The mental model of objective time in Physics corresponds to a mathematical microlect based on the continuum of Real Numbers. The new mental model of subjective time in this book synthesizes and extends work by Henri Bergson on ``duration," William James on ``specious present," and Edmund Husserl on ``phenomenology of temporal awareness." This necessitates a preliminary mental model of conscious thought and focus of attention.
Edmund Husserl dwelled on the basic phenomenological fact that one never perceives a shape in space in its entirety at once, a partial view of a shape from one viewpoint at a time is all one may have. This observation raises a question, what is the least mathematical structure corresponding to a qualitative shape, and from which it is possible to derive its partial views? This is about mathematical phenomenology, not neurophysiology.
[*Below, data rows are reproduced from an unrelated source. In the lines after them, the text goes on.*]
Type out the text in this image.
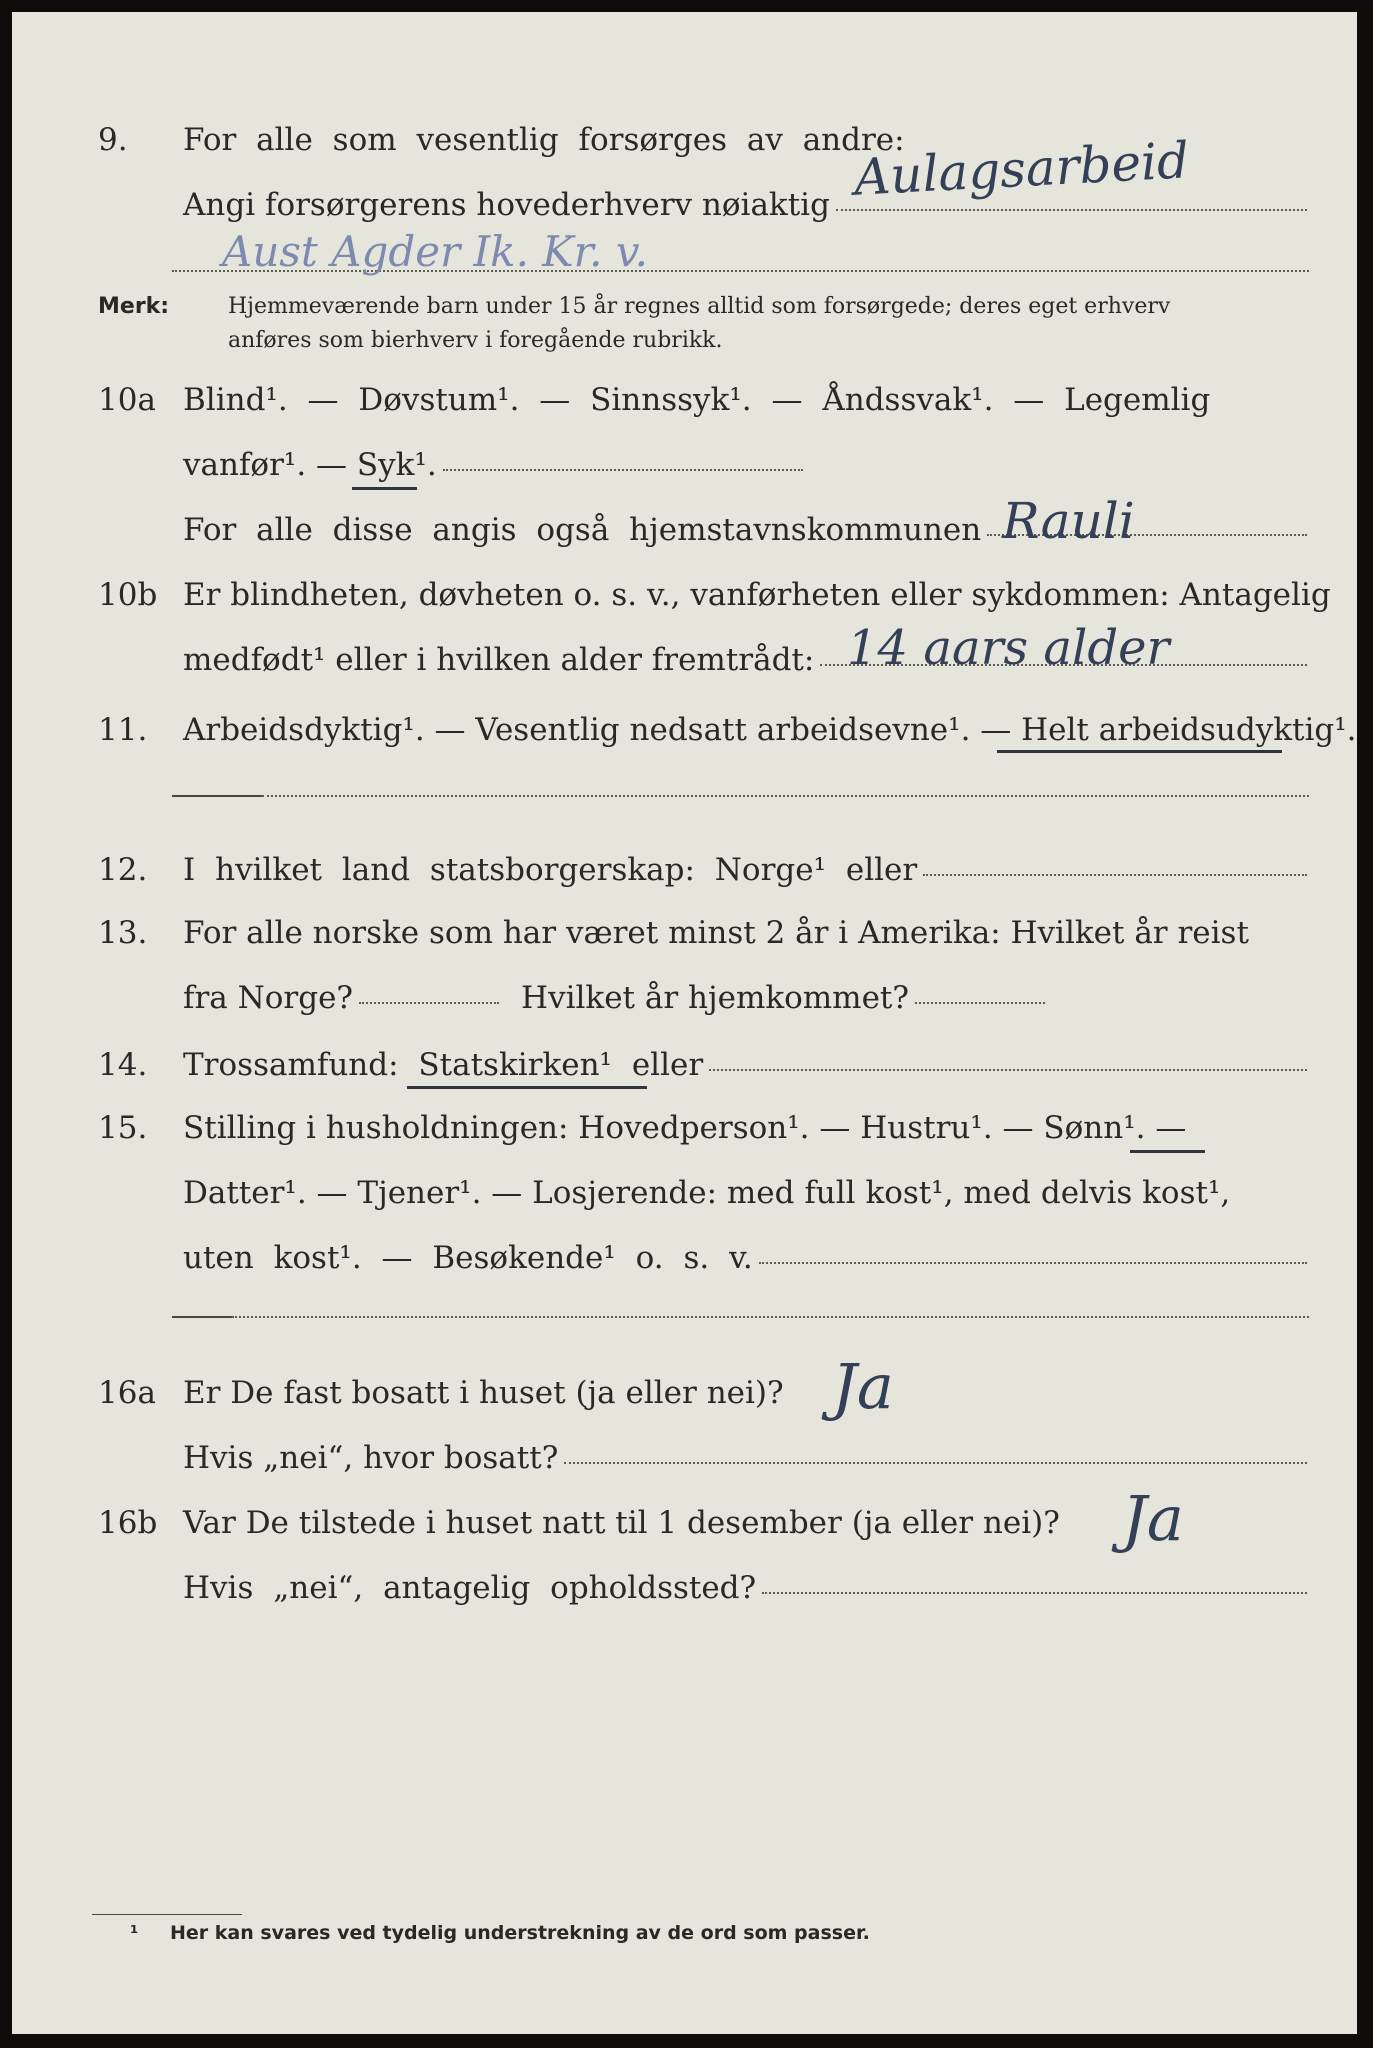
9.	For alle som vesentlig forsørges av andre:
Angi forsørgerens hovederhverv nøiaktig Aulagsarbeid
Aust Agder Ik. Kr. v.
Merk:	Hjemmeværende barn under 15 år regnes alltid som forsørgede; deres eget erhverv
anføres som bierhverv i foregående rubrikk.
10a Blind¹. — Døvstum¹. — Sinnssyk¹. — Åndssvak¹. — Legemlig
vanfør¹. — Syk¹.
For alle disse angis også hjemstavnskommunen Rauli
10b Er blindheten, døvheten o. s. v., vanførheten eller sykdommen: Antagelig
medfødt¹ eller i hvilken alder fremtrådt: 14 aars alder
11.	Arbeidsdyktig¹. — Vesentlig nedsatt arbeidsevne¹. — Helt arbeidsudyktig¹.
12.	I hvilket land statsborgerskap: Norge¹ eller
13.	For alle norske som har været minst 2 år i Amerika: Hvilket år reist
fra Norge?	Hvilket år hjemkommet?
14.	Trossamfund: Statskirken¹ eller
15.	Stilling i husholdningen: Hovedperson¹. — Hustru¹. — Sønn¹. —
Datter¹. — Tjener¹. — Losjerende: med full kost¹, med delvis kost¹,
uten kost¹. — Besøkende¹ o. s. v.
16a Er De fast bosatt i huset (ja eller nei)? Ja
Hvis „nei“, hvor bosatt?
16b Var De tilstede i huset natt til 1 desember (ja eller nei)? Ja
Hvis „nei“, antagelig opholdssted?
¹ Her kan svares ved tydelig understrekning av de ord som passer.
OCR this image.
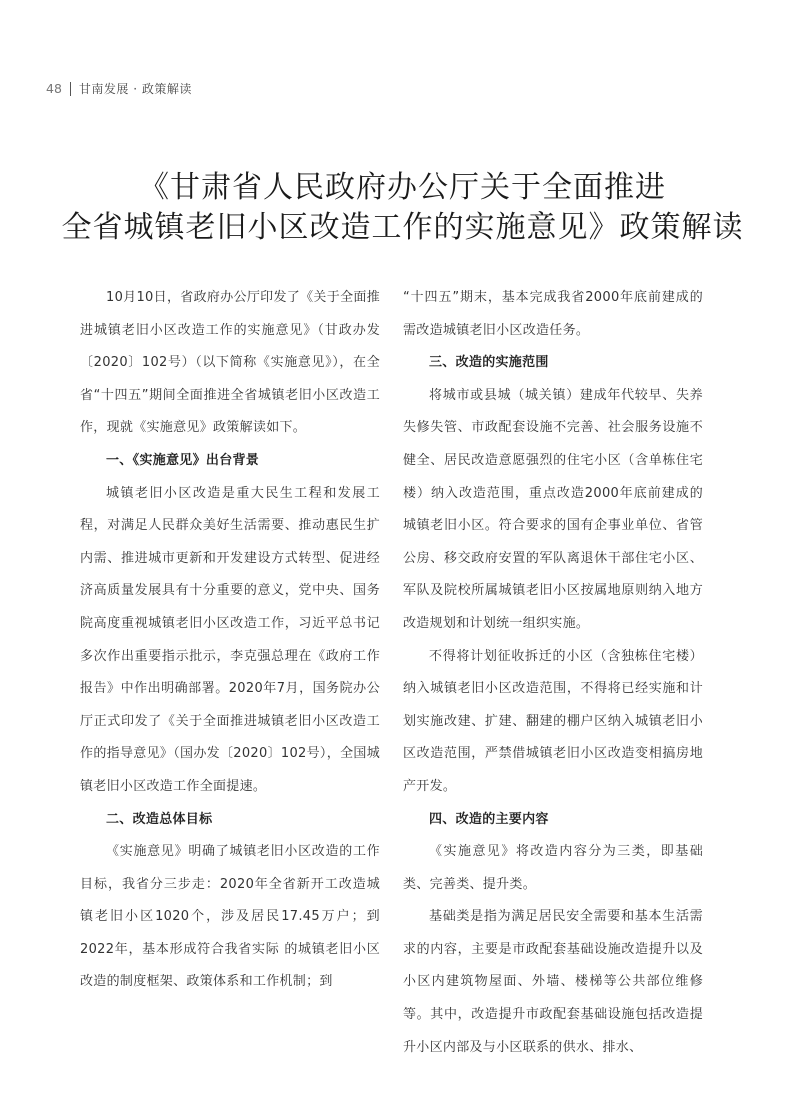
48 甘南发展 · 政策解读
《甘肃省人民政府办公厅关于全面推进
全省城镇老旧小区改造工作的实施意见》政策解读

10月10日，省政府办公厅印发了《关于全面推进城镇老旧小区改造工作的实施意见》（甘政办发〔2020〕102号）（以下简称《实施意见》），在全省“十四五”期间全面推进全省城镇老旧小区改造工作，现就《实施意见》政策解读如下。

一、《实施意见》出台背景

城镇老旧小区改造是重大民生工程和发展工程，对满足人民群众美好生活需要、推动惠民生扩内需、推进城市更新和开发建设方式转型、促进经济高质量发展具有十分重要的意义，党中央、国务院高度重视城镇老旧小区改造工作，习近平总书记多次作出重要指示批示，李克强总理在《政府工作报告》中作出明确部署。2020年7月，国务院办公厅正式印发了《关于全面推进城镇老旧小区改造工作的指导意见》（国办发〔2020〕102号），全国城镇老旧小区改造工作全面提速。

二、改造总体目标

《实施意见》明确了城镇老旧小区改造的工作目标，我省分三步走：2020年全省新开工改造城镇老旧小区1020个，涉及居民17.45万户；到2022年，基本形成符合我省实际 的城镇老旧小区改造的制度框架、政策体系和工作机制；到

“十四五”期末，基本完成我省2000年底前建成的需改造城镇老旧小区改造任务。

三、改造的实施范围

将城市或县城（城关镇）建成年代较早、失养失修失管、市政配套设施不完善、社会服务设施不健全、居民改造意愿强烈的住宅小区（含单栋住宅楼）纳入改造范围，重点改造2000年底前建成的城镇老旧小区。符合要求的国有企事业单位、省管公房、移交政府安置的军队离退休干部住宅小区、军队及院校所属城镇老旧小区按属地原则纳入地方改造规划和计划统一组织实施。

不得将计划征收拆迁的小区（含独栋住宅楼）纳入城镇老旧小区改造范围，不得将已经实施和计划实施改建、扩建、翻建的棚户区纳入城镇老旧小区改造范围，严禁借城镇老旧小区改造变相搞房地产开发。

四、改造的主要内容

《实施意见》将改造内容分为三类，即基础类、完善类、提升类。

基础类是指为满足居民安全需要和基本生活需求的内容，主要是市政配套基础设施改造提升以及小区内建筑物屋面、外墙、楼梯等公共部位维修等。其中，改造提升市政配套基础设施包括改造提升小区内部及与小区联系的供水、排水、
Chapter 1 uses the history of the physics of the MRI Machine to present examples of mental models and their verbal and diagrammatic (not mathematical) microlects. These examples cleave into mental models of visible apparatus, and mental models of invisible structures, atoms. Chapter 2 introduces the timing machines microlect and provides a number of examples from mathematics, physics, computer science, chemistry, and neurophysiology. Chapter 3 simplifies timing machines enough to present the Micro-Timing Formula, which is an algorithm for simulation, emulation, and prediction of timing machine behavioral propensities. Chapter 4 surveys mental models of conscious thought by a physicist, a psychologist, and a historian-philosopher of medicine.
These lead up to a mental model of Structure of the Mind. Chapter 5 discusses very simple conscious thought experiments that anyone can do. Chapter 6 synthesizes and extends Bergsonian and Husserlian mental models of subjective time. Chapter 7 lays out a mathematical research program for the study of qualitative shape in the plane, and Chapter 8 discusses mental models and microlects and their significance for education. The book concludes with a philosophical analogy, that mental models and their microlects are to their referents as partial views are to shapes.